La carence en zinc ou en cuivre. Peau squameuse, poil terne, croûtes discrètes autour des yeux et des naseaux. Aucun antiparasitaire n'y change quoi que ce soit.

La mue et le frottement mécanique. Au printemps, une chèvre perd son sous-poil et se frotte volontiers. Sans lésion ni parasite visible, il n'y a rien à traiter.

L'ecthyma contagieux. Croûtes épaisses sur les lèvres et les naseaux, surtout chez le jeune. C'est viral, très contagieux, et transmissible à l'homme : gants obligatoires.

Le réflexe est le même que pour les parasites internes : si un traitement bien conduit ne donne rien en deux à trois semaines, le diagnostic est à revoir.

L'essentiel à retenir

  • Les poux se voient à l'œil nu ; la gale ne montre que ses croûtes.
  • L'hiver en bâtiment est la saison des poux, le printemps celle des tiques.
  • Une gale sarcoptique est contagieuse pour l'homme et relève du vétérinaire.
  • On traite tout le lot, jamais seulement les bêtes qui grattent.
  • Deux applications sont nécessaires : la première ne touche pas les œufs.
  • Le bâtiment est le réservoir : sans curage ni traitement des frottoirs, la rechute est acquise.
  • Une tique se retire avec un crochet, sans éther ni produit gras.
  • Teigne, carence en zinc et ecthyma imitent une infestation sans en être une.

Teigne, carence en zinc et ecthyma imitent une infestation sans en être une. Si le tableau ne colle pas, notre guide maladies de la chèvre et du mouton met les sept troubles en regard.

Questions fréquentes :

Comment savoir si mon mouton a des poux ?

Écartez la mèche jusqu'à la peau, à l'épaule ou sur la ligne du dos. Les poux apparaissent comme des points bruns mobiles, avec de petits œufs blancs collés à la base de la fibre.

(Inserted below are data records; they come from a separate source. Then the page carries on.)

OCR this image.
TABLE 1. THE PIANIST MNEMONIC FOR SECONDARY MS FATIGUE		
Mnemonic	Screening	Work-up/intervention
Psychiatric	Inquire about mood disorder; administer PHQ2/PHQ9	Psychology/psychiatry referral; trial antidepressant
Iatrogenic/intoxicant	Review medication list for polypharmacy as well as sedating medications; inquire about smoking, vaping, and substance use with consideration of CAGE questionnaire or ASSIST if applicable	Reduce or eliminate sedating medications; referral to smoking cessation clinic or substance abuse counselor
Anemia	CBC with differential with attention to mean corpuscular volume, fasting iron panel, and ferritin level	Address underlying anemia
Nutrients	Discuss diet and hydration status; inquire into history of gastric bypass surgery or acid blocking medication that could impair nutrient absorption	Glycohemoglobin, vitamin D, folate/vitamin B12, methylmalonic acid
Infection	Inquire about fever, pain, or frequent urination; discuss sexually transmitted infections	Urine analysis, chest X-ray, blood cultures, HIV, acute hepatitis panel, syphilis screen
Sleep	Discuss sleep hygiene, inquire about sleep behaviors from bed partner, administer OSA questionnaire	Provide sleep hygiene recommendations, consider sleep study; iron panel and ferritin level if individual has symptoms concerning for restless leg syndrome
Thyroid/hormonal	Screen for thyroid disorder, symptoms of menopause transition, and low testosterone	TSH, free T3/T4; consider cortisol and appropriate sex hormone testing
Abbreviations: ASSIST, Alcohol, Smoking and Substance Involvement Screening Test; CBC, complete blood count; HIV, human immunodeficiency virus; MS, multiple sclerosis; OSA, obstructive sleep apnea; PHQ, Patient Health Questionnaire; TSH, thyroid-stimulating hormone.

Quel traitement naturel contre les poux de la chèvre ?

Un antiparasitaire externe à base de plantes et de terre de diatomée, appliqué à même la peau, à rebrousse-poil, et renouvelé une seconde fois pour prendre les œufs éclos.

La gale de la chèvre est-elle transmissible à l'homme ?

La gale sarcoptique, oui : elle donne des démangeaisons passagères chez l'éleveur. Les formes chorioptique et psoroptique restent, elles, cantonnées aux animaux.

Pourquoi les poux reviennent-ils après le traitement ?

Deux causes dominent : une seule application, qui laisse éclore les œufs, et un bâtiment non traité. Les frottoirs et la litière réinfestent le lot en quelques semaines.